By the sounds of things we probally will have to go to a solicitor. But to be honest we would have prefered not to as money is tight and besides if its possible to do it ourselves then why not.
Just to clear up as well it is my brothers wish and the rest of brothers sisters that the house be put in his name as this was our Fathers wishes we would all like to get it done.
Thanks again for everyones contributions


----------



## j26 (26 May 2010)

If the title to the land is registered in the Land Registry, look at the Property Registration Authority website www.prai.ie. You are looking for information on Devolution and Transmission. There you will find the Rules and Directions. The Land Registration Rules set out the format of appplication to make.

If it's Registry of Deeds title you'd definitely be better off getting a solicitor.

To work out whether it's Land Registry or Registry of Deeds, have a look through the documentation and see if there's a folio number, and search the Land Registry records too.

You don't need to use a solicitor, but it leads to far fewer headaches, and more peace of mind.


----------



## ocd dad (26 May 2010)

j26 said:


> If the title to the land is registered in the Land Registry, look at the Property Registration Authority website wwwprai.ie. You are looking for information on Devolution and Transmission. There you will find the Rules and Directions. The Land Registration Rules set out the format of appplication to make.
> 
> If it's Registry of Deeds title you'd definitely be better off getting a solicitor.
> 
> ...


 
Thanks j26 there is a land registry folio with folio numer with the deeds so I will look up the land registry Authority also.
i agree with the general opinion here that it is probally best to go with a solicitor and will also ring around to get a price. it would have been nice to do it myself as I was quite pleased with myself at being able to manage the probate without any hitches so doing the transfer of ownership name to the deeds of the house would have been an interesting project/challange.


----------



## Pagan (4 Jun 2010)

If there is a folio, and your brother already has grant of probate, and he is  the executor and sole beneficiary then he can do a "Transmission (on  Death) via Probate" with the Land Registry Office.
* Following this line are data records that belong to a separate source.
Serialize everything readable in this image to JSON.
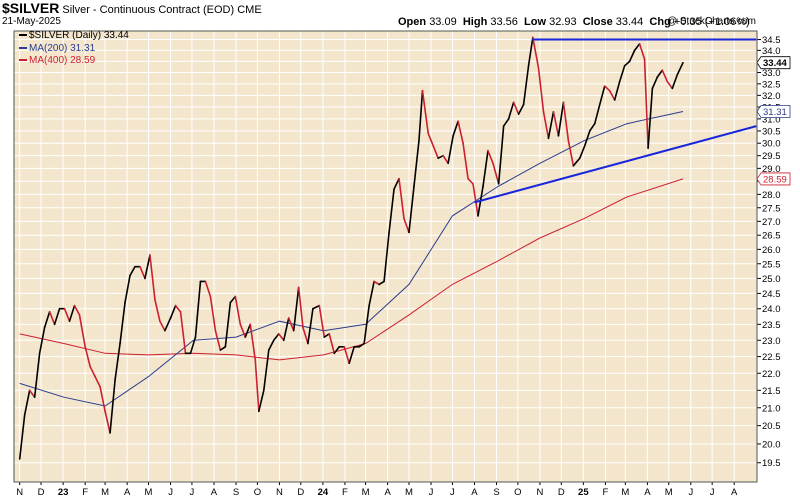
{
  "header": {
    "symbol": "$SILVER",
    "description": "Silver - Continuous Contract (EOD)",
    "exchange": "CME",
    "date": "21-May-2025",
    "open_label": "Open",
    "open": "33.09",
    "high_label": "High",
    "high": "33.56",
    "low_label": "Low",
    "low": "32.93",
    "close_label": "Close",
    "close": "33.44",
    "chg_label": "Chg",
    "chg": "+0.35 (+1.06%)",
    "watermark": "@ StockCharts.com"
  },
  "legend": {
    "price": "$SILVER (Daily) 33.44",
    "ma200": "MA(200) 31.31",
    "ma400": "MA(400) 28.59"
  },
  "colors": {
    "plot_bg": "#f4e6cc",
    "up": "#000000",
    "down": "#cc1f2f",
    "ma200": "#2a3d8f",
    "ma400": "#cc1f2f",
    "trendline": "#1a26d9",
    "grid": "#ffffff"
  },
  "chart_data": {
    "type": "line",
    "title": "$SILVER Silver - Continuous Contract (EOD) CME",
    "x_ticks": [
      "N",
      "D",
      "23",
      "F",
      "M",
      "A",
      "M",
      "J",
      "J",
      "A",
      "S",
      "O",
      "N",
      "D",
      "24",
      "F",
      "M",
      "A",
      "M",
      "J",
      "J",
      "A",
      "S",
      "O",
      "N",
      "D",
      "25",
      "F",
      "M",
      "A",
      "M",
      "J",
      "J",
      "A"
    ],
    "y_ticks": [
      19.5,
      20.0,
      20.5,
      21.0,
      21.5,
      22.0,
      22.5,
      23.0,
      23.5,
      24.0,
      24.5,
      25.0,
      25.5,
      26.0,
      26.5,
      27.0,
      27.5,
      28.0,
      28.5,
      29.0,
      29.5,
      30.0,
      30.5,
      31.0,
      31.5,
      32.0,
      32.5,
      33.0,
      33.5,
      34.0,
      34.5
    ],
    "ylim": [
      19.0,
      34.9
    ],
    "y_scale": "log",
    "grid": true,
    "legend_position": "top-left",
    "last_value_labels": [
      "33.44",
      "31.31",
      "28.59"
    ],
    "series": [
      {
        "name": "$SILVER (Daily) 33.44",
        "x": [
          "2022-11-01",
          "2022-11-08",
          "2022-11-15",
          "2022-11-22",
          "2022-11-29",
          "2022-12-06",
          "2022-12-13",
          "2022-12-20",
          "2022-12-27",
          "2023-01-03",
          "2023-01-10",
          "2023-01-17",
          "2023-01-24",
          "2023-02-01",
          "2023-02-08",
          "2023-02-15",
          "2023-02-22",
          "2023-03-01",
          "2023-03-08",
          "2023-03-15",
          "2023-03-22",
          "2023-03-29",
          "2023-04-05",
          "2023-04-12",
          "2023-04-19",
          "2023-04-26",
          "2023-05-03",
          "2023-05-10",
          "2023-05-17",
          "2023-05-24",
          "2023-06-01",
          "2023-06-08",
          "2023-06-15",
          "2023-06-22",
          "2023-06-29",
          "2023-07-06",
          "2023-07-13",
          "2023-07-20",
          "2023-07-27",
          "2023-08-03",
          "2023-08-10",
          "2023-08-17",
          "2023-08-24",
          "2023-08-31",
          "2023-09-07",
          "2023-09-14",
          "2023-09-21",
          "2023-09-28",
          "2023-10-03",
          "2023-10-10",
          "2023-10-17",
          "2023-10-24",
          "2023-10-31",
          "2023-11-07",
          "2023-11-14",
          "2023-11-21",
          "2023-11-28",
          "2023-12-04",
          "2023-12-11",
          "2023-12-18",
          "2023-12-27",
          "2024-01-03",
          "2024-01-10",
          "2024-01-17",
          "2024-01-24",
          "2024-01-31",
          "2024-02-07",
          "2024-02-14",
          "2024-02-21",
          "2024-02-28",
          "2024-03-06",
          "2024-03-13",
          "2024-03-20",
          "2024-03-27",
          "2024-04-03",
          "2024-04-10",
          "2024-04-17",
          "2024-04-24",
          "2024-05-01",
          "2024-05-08",
          "2024-05-15",
          "2024-05-20",
          "2024-05-28",
          "2024-06-04",
          "2024-06-11",
          "2024-06-18",
          "2024-06-25",
          "2024-07-02",
          "2024-07-09",
          "2024-07-16",
          "2024-07-23",
          "2024-07-30",
          "2024-08-06",
          "2024-08-13",
          "2024-08-20",
          "2024-08-27",
          "2024-09-04",
          "2024-09-11",
          "2024-09-18",
          "2024-09-25",
          "2024-10-02",
          "2024-10-09",
          "2024-10-16",
          "2024-10-22",
          "2024-10-30",
          "2024-11-06",
          "2024-11-13",
          "2024-11-20",
          "2024-11-27",
          "2024-12-04",
          "2024-12-11",
          "2024-12-18",
          "2024-12-27",
          "2025-01-03",
          "2025-01-10",
          "2025-01-17",
          "2025-01-24",
          "2025-01-31",
          "2025-02-07",
          "2025-02-14",
          "2025-02-21",
          "2025-02-28",
          "2025-03-07",
          "2025-03-14",
          "2025-03-21",
          "2025-03-28",
          "2025-04-02",
          "2025-04-08",
          "2025-04-15",
          "2025-04-22",
          "2025-04-29",
          "2025-05-06",
          "2025-05-13",
          "2025-05-21"
        ],
        "values": [
          19.6,
          20.8,
          21.5,
          21.3,
          22.6,
          23.4,
          23.9,
          23.5,
          24.0,
          24.0,
          23.6,
          24.1,
          23.8,
          22.8,
          22.2,
          21.9,
          21.6,
          20.9,
          20.3,
          21.8,
          22.9,
          24.2,
          25.1,
          25.4,
          25.4,
          25.0,
          25.8,
          24.3,
          23.6,
          23.3,
          23.7,
          24.1,
          23.9,
          22.6,
          22.6,
          23.1,
          24.9,
          24.9,
          24.4,
          23.3,
          22.7,
          22.8,
          24.2,
          24.4,
          23.5,
          23.1,
          23.5,
          22.4,
          20.9,
          21.5,
          22.7,
          23.0,
          23.2,
          23.0,
          23.7,
          23.3,
          24.7,
          23.4,
          22.9,
          24.0,
          24.1,
          23.1,
          23.2,
          22.6,
          22.8,
          22.8,
          22.3,
          22.8,
          22.8,
          22.9,
          24.1,
          24.9,
          24.8,
          24.9,
          26.6,
          28.2,
          28.6,
          27.1,
          26.6,
          28.3,
          30.1,
          32.2,
          30.4,
          29.9,
          29.4,
          29.5,
          29.2,
          30.3,
          30.9,
          30.0,
          28.6,
          28.4,
          27.2,
          28.3,
          29.7,
          29.2,
          28.4,
          30.7,
          31.0,
          31.7,
          31.2,
          31.6,
          33.3,
          34.6,
          33.2,
          31.3,
          30.2,
          31.3,
          30.3,
          31.7,
          30.1,
          29.1,
          29.4,
          29.9,
          30.5,
          30.8,
          31.6,
          32.4,
          32.2,
          31.8,
          32.6,
          33.3,
          33.5,
          34.0,
          34.3,
          33.6,
          29.8,
          32.3,
          32.8,
          33.1,
          32.6,
          32.3,
          32.9,
          33.44
        ]
      },
      {
        "name": "MA(200) 31.31",
        "x": [
          "2022-11-01",
          "2023-01-02",
          "2023-03-01",
          "2023-05-01",
          "2023-07-03",
          "2023-09-01",
          "2023-11-01",
          "2024-01-02",
          "2024-03-01",
          "2024-05-01",
          "2024-07-01",
          "2024-09-03",
          "2024-11-01",
          "2025-01-02",
          "2025-03-03",
          "2025-05-21"
        ],
        "values": [
          21.7,
          21.3,
          21.05,
          21.9,
          23.0,
          23.1,
          23.6,
          23.3,
          23.5,
          24.8,
          27.2,
          28.3,
          29.2,
          30.1,
          30.8,
          31.31
        ]
      },
      {
        "name": "MA(400) 28.59",
        "x": [
          "2022-11-01",
          "2023-01-02",
          "2023-03-01",
          "2023-05-01",
          "2023-07-03",
          "2023-09-01",
          "2023-11-01",
          "2024-01-02",
          "2024-03-01",
          "2024-05-01",
          "2024-07-01",
          "2024-09-03",
          "2024-11-01",
          "2025-01-02",
          "2025-03-03",
          "2025-05-21"
        ],
        "values": [
          23.2,
          22.9,
          22.6,
          22.55,
          22.6,
          22.55,
          22.4,
          22.55,
          22.9,
          23.8,
          24.8,
          25.6,
          26.4,
          27.1,
          27.9,
          28.59
        ]
      }
    ],
    "annotations": [
      {
        "type": "horizontal_trendline",
        "x_start": "2024-10-21",
        "x_end": "2025-09-01",
        "y": 34.5
      },
      {
        "type": "rising_trendline",
        "x_start": "2024-08-01",
        "y_start": 27.7,
        "x_end": "2025-09-01",
        "y_end": 30.7
      }
    ]
  }
}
They will have him print out Forms 17 and 53, which must  be filled out and brought along with the grant of probate document (red  seal one) and an 85 Euro charge.

Form 17 is just a simple application form.
Form 53 is somewhat simple, but you will have to have a Commissioner of  Oaths witness your signing of it, and he/she also will have you swear  that the info you filled in is true. (this costs ~10 euro, but you may  have to shop around).
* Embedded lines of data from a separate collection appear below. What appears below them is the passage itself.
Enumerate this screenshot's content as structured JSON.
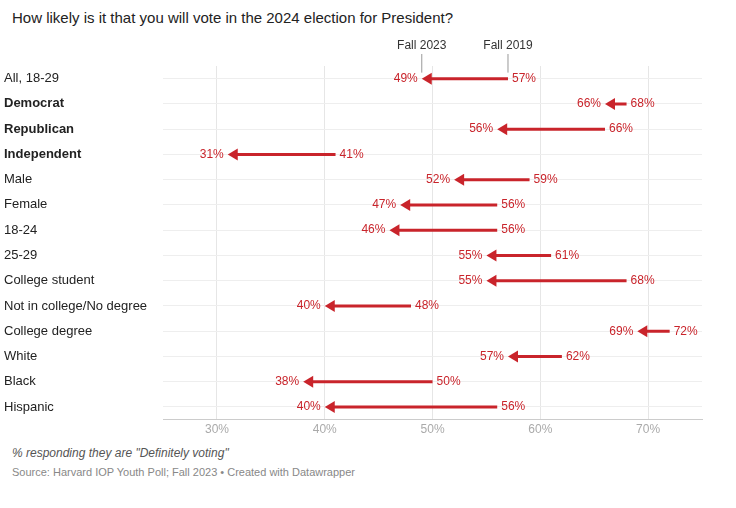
{
  "chart_data": {
    "type": "arrow",
    "title": "How likely is it that you will vote in the 2024 election for President?",
    "annotations": [
      "% responding they are \"Definitely voting\"",
      "Source: Harvard IOP Youth Poll; Fall 2023 • Created with Datawrapper"
    ],
    "orientation": "horizontal",
    "categories": [
      "All, 18-29",
      "Democrat",
      "Republican",
      "Independent",
      "Male",
      "Female",
      "18-24",
      "25-29",
      "College student",
      "Not in college/No degree",
      "College degree",
      "White",
      "Black",
      "Hispanic"
    ],
    "series": [
      {
        "name": "Fall 2019",
        "color": "#c9242b",
        "values": [
          57,
          68,
          66,
          41,
          59,
          56,
          56,
          61,
          68,
          48,
          72,
          62,
          50,
          56
        ],
        "value_labels": [
          "57%",
          "68%",
          "66%",
          "41%",
          "59%",
          "56%",
          "56%",
          "61%",
          "68%",
          "48%",
          "72%",
          "62%",
          "50%",
          "56%"
        ]
      },
      {
        "name": "Fall 2023",
        "color": "#c9242b",
        "values": [
          49,
          66,
          56,
          31,
          52,
          47,
          46,
          55,
          55,
          40,
          69,
          57,
          38,
          40
        ],
        "value_labels": [
          "49%",
          "66%",
          "56%",
          "31%",
          "52%",
          "47%",
          "46%",
          "55%",
          "55%",
          "40%",
          "69%",
          "57%",
          "38%",
          "40%"
        ]
      }
    ],
    "xlim": [
      25,
      75
    ],
    "xticks": [
      {
        "value": 30,
        "label": "30%"
      },
      {
        "value": 40,
        "label": "40%"
      },
      {
        "value": 50,
        "label": "50%"
      },
      {
        "value": 60,
        "label": "60%"
      },
      {
        "value": 70,
        "label": "70%"
      }
    ],
    "grid": true,
    "data_labels": true
  }
}
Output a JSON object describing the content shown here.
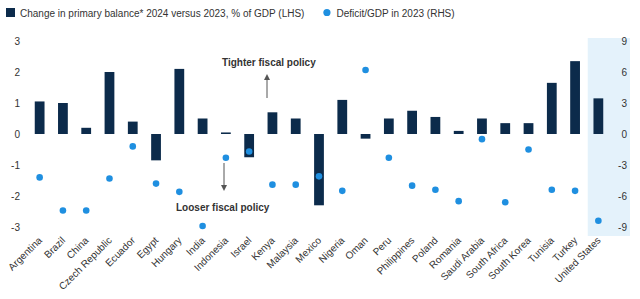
{
  "chart_data": {
    "type": "bar",
    "categories": [
      "Argentina",
      "Brazil",
      "China",
      "Czech Republic",
      "Ecuador",
      "Egypt",
      "Hungary",
      "India",
      "Indonesia",
      "Israel",
      "Kenya",
      "Malaysia",
      "Mexico",
      "Nigeria",
      "Oman",
      "Peru",
      "Philippines",
      "Poland",
      "Romania",
      "Saudi Arabia",
      "South Africa",
      "South Korea",
      "Tunisia",
      "Turkey",
      "United States"
    ],
    "series": [
      {
        "name": "Change in primary balance* 2024 versus 2023, % of GDP (LHS)",
        "type": "bar",
        "color": "#0c2b4b",
        "values": [
          1.05,
          1.0,
          0.2,
          2.0,
          0.4,
          -0.85,
          2.1,
          0.5,
          0.05,
          -0.75,
          0.7,
          0.5,
          -2.3,
          1.1,
          -0.15,
          0.5,
          0.75,
          0.55,
          0.1,
          0.5,
          0.35,
          0.35,
          1.65,
          2.35,
          1.15
        ]
      },
      {
        "name": "Deficit/GDP in 2023 (RHS)",
        "type": "scatter",
        "marker": "circle",
        "axis": "y2",
        "color": "#1f8fe0",
        "values": [
          -4.2,
          -7.4,
          -7.4,
          -4.3,
          -1.2,
          -4.8,
          -5.6,
          -8.9,
          -2.3,
          -1.7,
          -4.9,
          -4.9,
          -4.1,
          -5.5,
          6.2,
          -2.3,
          -5.0,
          -5.4,
          -6.5,
          -0.5,
          -6.6,
          -1.5,
          -5.4,
          -5.5,
          -8.4
        ]
      }
    ],
    "ylim": [
      -3,
      3
    ],
    "yticks": [
      -3,
      -2,
      -1,
      0,
      1,
      2,
      3
    ],
    "y2lim": [
      -9,
      9
    ],
    "y2ticks": [
      -9,
      -6,
      -3,
      0,
      3,
      6,
      9
    ],
    "annotations": [
      "Tighter fiscal policy",
      "Looser fiscal policy"
    ],
    "legend": "top-left",
    "grid": false
  }
}
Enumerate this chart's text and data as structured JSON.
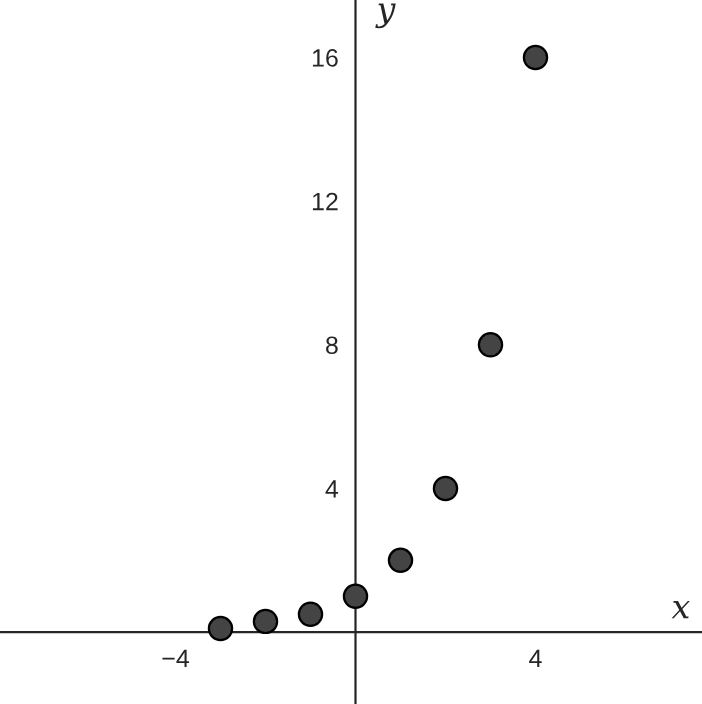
{
  "chart_data": {
    "type": "scatter",
    "xlabel": "x",
    "ylabel": "y",
    "x": [
      -3,
      -2,
      -1,
      0,
      1,
      2,
      3,
      4
    ],
    "series": [
      {
        "color": "#444444",
        "values": [
          0.1,
          0.3,
          0.5,
          1,
          2,
          4,
          8,
          16
        ]
      }
    ],
    "xlim": [
      -7.9,
      7.7
    ],
    "ylim": [
      -2.0,
      17.6
    ],
    "xticks": [
      {
        "value": -4,
        "label": "−4"
      },
      4
    ],
    "yticks": [
      4,
      8,
      12,
      16
    ],
    "marker": "circle",
    "grid": false
  }
}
Once you have the documentation in order then go visit the land registry  office (near Four Courts). It normally takes about 1 month for your  application to be completed, but in current times (with industrial  action) it will take longer.

I've gone through this process very recently.
Hope this helps.


----------



## ocd dad (5 Jun 2010)

Pagan said:


> If there is a folio, and your brother already has grant of probate, and he is the executor and sole beneficiary then he can do a "Transmission (on Death) via Probate" with the Land Registry Office. They will have him print out Forms 17 and 53, which must be filled out and brought along with the grant of probate document (red seal one) and an 85 Euro charge.
> 
> Form 17 is just a simple application form.
> Form 53 is somewhat simple, but you will have to have a Commissioner of Oaths witness your signing of it, and he/she also will have you swear that the info you filled in is true. (this costs ~10 euro, but you may have to shop around).
> ...


 
Excellent Pagan. Thanks very much, will get on to it next week. 
Will let you all know how we got on
Thanks again


----------



## Pagan (5 Jun 2010)

Your welcome.
Yes, please do let us know.


----------